Other types of canes that are made are used in millefiori beadmaking, such as face canes, small stars or flowers. Star canes for chevrons are generally quite thick, more than 1.5 inches/3.8 centimeters. These canes are pulled inside the hallway of the workplace. The other canes start out with a similar amount of glass, which is then pulled much thinner. For this, they place small wooden rests on the street outside, to have enough room for pulling the entire cane.

Bhai’s furnace is powered by gas, which sits in a tank outside the workspace. It sits in a tub of hot water (which gets heated at the furnace) to increase the pressure of the gas tank. Next to it, is a small solar panel, as there is no electricity that goes to the village. The electricity that is generated by the panel is used to power a standing fan, pointed towards Mr. Bhai. 
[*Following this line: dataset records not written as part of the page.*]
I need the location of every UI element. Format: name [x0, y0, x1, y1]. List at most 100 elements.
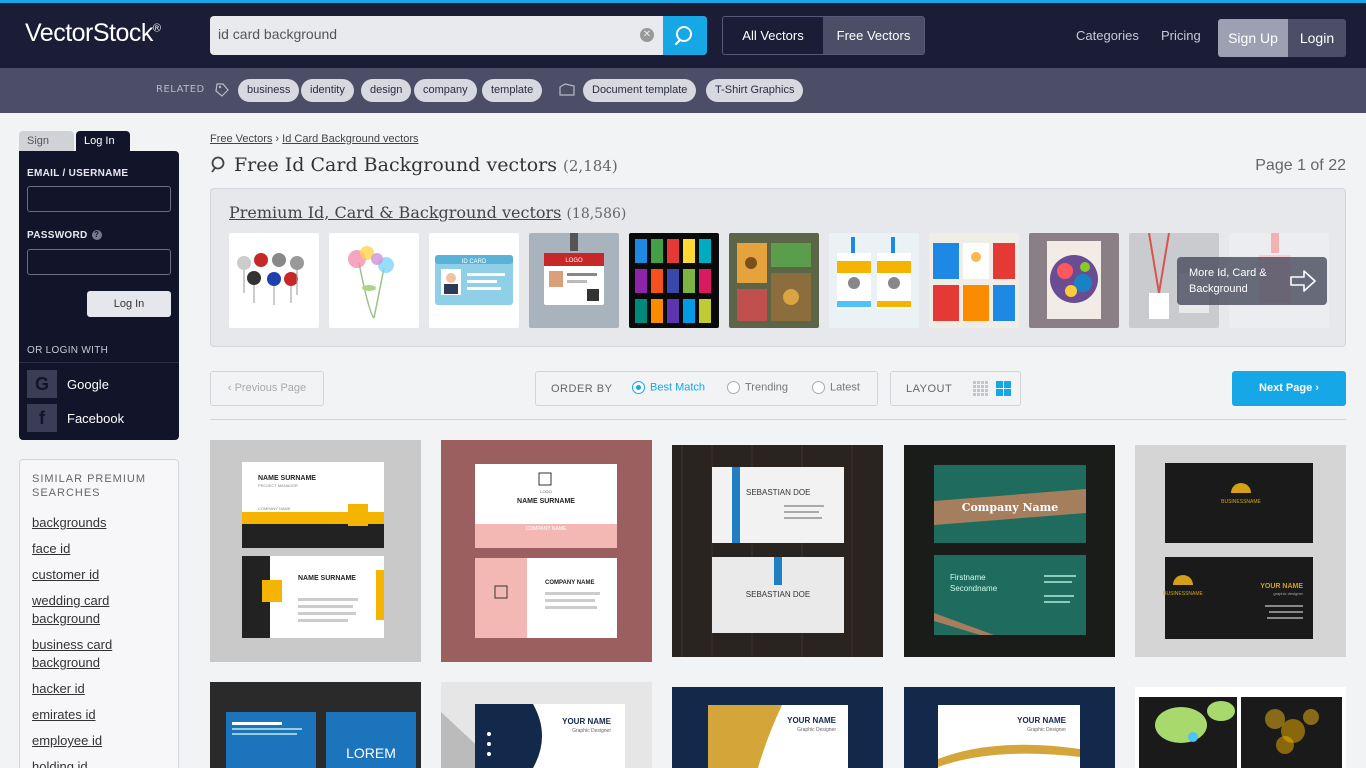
premium-thumb[interactable]: LOGO [529, 233, 619, 328]
related-tag-design[interactable]: design [361, 79, 412, 102]
tab-login[interactable]: Log In [76, 131, 130, 151]
svg-text:NAME SURNAME: NAME SURNAME [517, 498, 575, 505]
result-item[interactable]: SEBASTIAN DOE SEBASTIAN DOE [672, 445, 883, 657]
order-best-match[interactable]: Best Match [632, 381, 705, 394]
related-tag-company[interactable]: company [414, 79, 477, 102]
nav-pricing[interactable]: Pricing [1161, 28, 1201, 43]
tab-signup[interactable]: Sign Up [19, 131, 74, 167]
result-item[interactable]: NAME SURNAME COMPANY NAME LOGO COMPANY N… [441, 440, 652, 662]
svg-text:YOUR NAME: YOUR NAME [562, 717, 612, 726]
result-item[interactable]: Company Name Firstname Secondname [904, 445, 1115, 657]
business-card-image: LOREM [210, 682, 421, 768]
similar-link[interactable]: business card background [32, 636, 172, 672]
similar-link[interactable]: backgrounds [32, 514, 172, 532]
result-item[interactable] [1135, 687, 1346, 768]
search-button[interactable] [663, 16, 707, 55]
grid-large-icon[interactable] [996, 381, 1011, 396]
result-item[interactable]: LOREM [210, 682, 421, 768]
chevron-left-icon: ‹ [227, 382, 235, 394]
svg-text:ID CARD: ID CARD [462, 259, 487, 265]
svg-text:YOUR NAME: YOUR NAME [1260, 583, 1303, 590]
similar-link[interactable]: customer id [32, 566, 172, 584]
result-item[interactable]: BUSINESSNAME BUSINESSNAME YOUR NAME grap… [1135, 445, 1346, 657]
related-tag-business[interactable]: business [238, 79, 300, 102]
similar-link[interactable]: wedding card background [32, 592, 172, 628]
help-icon[interactable]: ? [91, 230, 102, 241]
tab-all-vectors[interactable]: All Vectors [723, 17, 823, 54]
top-bar: VectorStock® id card background ✕ All Ve… [0, 0, 1366, 68]
svg-text:COMPANY NAME: COMPANY NAME [258, 506, 291, 511]
order-trending[interactable]: Trending [727, 381, 788, 394]
password-field[interactable] [27, 249, 171, 275]
related-bar: RELATED business identity design company… [0, 68, 1366, 113]
business-card-image: YOUR NAME Graphic Designer [938, 705, 1080, 768]
premium-thumb[interactable] [1029, 233, 1119, 328]
previous-page-button[interactable]: ‹ Previous Page [210, 371, 324, 406]
premium-thumb[interactable]: ID CARD [429, 233, 519, 328]
svg-text:Graphic Designer: Graphic Designer [797, 727, 836, 733]
svg-text:Graphic Designer: Graphic Designer [1027, 727, 1066, 733]
logo[interactable]: VectorStock® [25, 19, 161, 48]
similar-link[interactable]: emirates id [32, 706, 172, 724]
speech-bubbles-image [1139, 697, 1342, 768]
premium-thumb[interactable] [829, 233, 919, 328]
nav-categories[interactable]: Categories [1076, 28, 1139, 43]
svg-text:YOUR NAME: YOUR NAME [787, 716, 837, 725]
radio-unselected [812, 381, 825, 394]
result-item[interactable]: YOUR NAME Graphic Designer [904, 687, 1115, 768]
business-card-image: NAME SURNAME PROJECT MANAGER COMPANY NAM… [242, 462, 384, 638]
premium-thumb[interactable] [729, 233, 819, 328]
similar-link[interactable]: holding id [32, 758, 172, 768]
search-input[interactable]: id card background [218, 26, 337, 42]
google-login[interactable]: G Google [27, 370, 177, 398]
svg-text:NAME SURNAME: NAME SURNAME [258, 475, 316, 482]
more-premium-button[interactable]: More Id, Card & Background [1177, 257, 1327, 305]
premium-thumb[interactable] [629, 233, 719, 328]
login-button[interactable]: Login [1288, 19, 1346, 57]
facebook-login[interactable]: f Facebook [27, 404, 177, 432]
premium-title: Premium Id, Card & Background vectors (1… [229, 203, 627, 222]
tag-icon [215, 83, 229, 97]
page-title: Free Id Card Background vectors (2,184) [234, 154, 618, 176]
password-label: PASSWORD? [27, 230, 102, 241]
similar-link[interactable]: hacker id [32, 680, 172, 698]
breadcrumb-id-card[interactable]: Id Card Background vectors [282, 133, 418, 145]
sidebar-login-button[interactable]: Log In [87, 291, 171, 317]
badge-image: LOGO [544, 233, 604, 305]
login-panel: EMAIL / USERNAME PASSWORD? Log In OR LOG… [19, 151, 179, 440]
tab-free-vectors[interactable]: Free Vectors [823, 17, 924, 54]
similar-searches-panel: SIMILAR PREMIUM SEARCHES backgrounds fac… [19, 459, 179, 768]
result-item[interactable]: NAME SURNAME PROJECT MANAGER COMPANY NAM… [210, 440, 421, 662]
similar-link[interactable]: face id [32, 540, 172, 558]
related-tag-document-template[interactable]: Document template [583, 79, 697, 102]
premium-thumb[interactable] [329, 233, 419, 328]
related-tag-identity[interactable]: identity [301, 79, 354, 102]
premium-thumb[interactable] [229, 233, 319, 328]
related-tag-template[interactable]: template [482, 79, 543, 102]
lanyard-badges-image [837, 237, 911, 309]
search-icon [211, 156, 225, 173]
or-login-label: OR LOGIN WITH [27, 345, 109, 356]
business-card-image: YOUR NAME Graphic Designer [441, 704, 625, 768]
email-field[interactable] [27, 186, 171, 212]
clear-icon[interactable]: ✕ [640, 28, 654, 42]
premium-thumb[interactable] [929, 233, 1019, 328]
svg-text:PROJECT MANAGER: PROJECT MANAGER [258, 483, 298, 488]
next-page-button[interactable]: Next Page › [1232, 371, 1346, 406]
search-icon [674, 26, 692, 46]
search-box[interactable]: id card background ✕ [210, 16, 707, 55]
order-latest[interactable]: Latest [812, 381, 860, 394]
business-card-image: NAME SURNAME COMPANY NAME LOGO COMPANY N… [475, 464, 617, 638]
result-item[interactable]: YOUR NAME Graphic Designer [441, 682, 652, 768]
grid-small-icon[interactable] [973, 381, 988, 396]
related-tag-tshirt-graphics[interactable]: T-Shirt Graphics [706, 79, 804, 102]
similar-link[interactable]: employee id [32, 732, 172, 750]
signup-button[interactable]: Sign Up [1218, 19, 1288, 57]
business-card-image: YOUR NAME Graphic Designer [708, 705, 848, 768]
similar-title: SIMILAR PREMIUM SEARCHES [32, 473, 147, 499]
divider [19, 362, 179, 363]
card-collection-image [635, 239, 711, 323]
facebook-icon: f [27, 404, 57, 432]
result-item[interactable]: YOUR NAME Graphic Designer [672, 687, 883, 768]
breadcrumb-free-vectors[interactable]: Free Vectors [210, 133, 272, 145]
Currently, there are only two workshops producing star canes in Purdilnagar. His brother-in-law, Heider Bhai, who runs the only other canemaking workshop, still uses wood to fire his furnace.

PACKING CONVEYOR BELT at the Banaras Beads factory.

PACKING CONVEYOR BELT at the Banaras Beads factory.

In general, what struck me about beadmaking in India has been the inventive nature of the beadmakers. Their tools are simple, as is their burner or the furnace. Their raw glass is not of a high quality. Yet they manage to manipulate the glass, through trial and error in such a way that they currently produce high quality results. Beads from India can be found at local markets and shops around the world. They are used to ornament anything from bridal gowns to tablecloths. They are sold in prayer strands at the steps of the Ganges river in Varanasi, to local craft stores in the US. Even though, once you know how to recognize them, they seem to be everywhere. At the moment, with the exception of bangles and seed beads, the demand for Indian beads is down. The market in India and overseas has slowed. For many people, beadmaking is now only a part-time job. For others, their workstations are gathering dust. Businesses are closing or transforming. Mr. Gupta from Banaras Beads said, “Bead business is dead” and then continued to show us the vast quantity of glass beads in storage in the factory. Currently, they have over a million pounds of beads in stock, waiting to be sold. Competition from China is fierce, as they have managed to find even cheaper ways to produce beads. But the main problem is the lack of demand. Most local beadmakers that are still working expect to be the last generation of beadmakers in their village. The approximately one hundred people still making beads around Purdilnagar today are mostly part-time workers. Younger generations have migrated to the bigger cities, and are working to find new employment. 

The optimists say that there will always remain a demand for beads. Some beadmakers are still experimenting, exploring new markets. Working with new types of glass, like borosilicate glass, designing new beads, making high quality murrini or simply inventing methods to make beads faster. Only time will tell what the future of beadmaking in India holds. 



SUGGESTED READING

Francis, P Jr. Beads of the world, A Collector’s Guide with price reference. Atglen, PA: Schiffer Publishing, Ltd., 1994.

Francis, P Jr. Glass beads of India, The world of beads, monograph series 7. Lake Placid, NY: Lapis Route Books, 1982.

Kanungo, A.K. Chevron and millefiorie in India. Journal Borneo International Beads Conference 2019. Kuching: Crafthun Sdn. Bhd., 2019.

Kanungo, A.K. Indian Glass Beads, Archeology to Ethnography. Delhi: Research India Press, 2014.

Kaspers, F. Beads from Jablonec, a history in beads. The Hague: Marblings Publishing, 2014.

Kock, J and Sode, T. Glass, Glassbeads and glassmakers in Northern India. Vanløse, Denmark: THOT Print, 1994.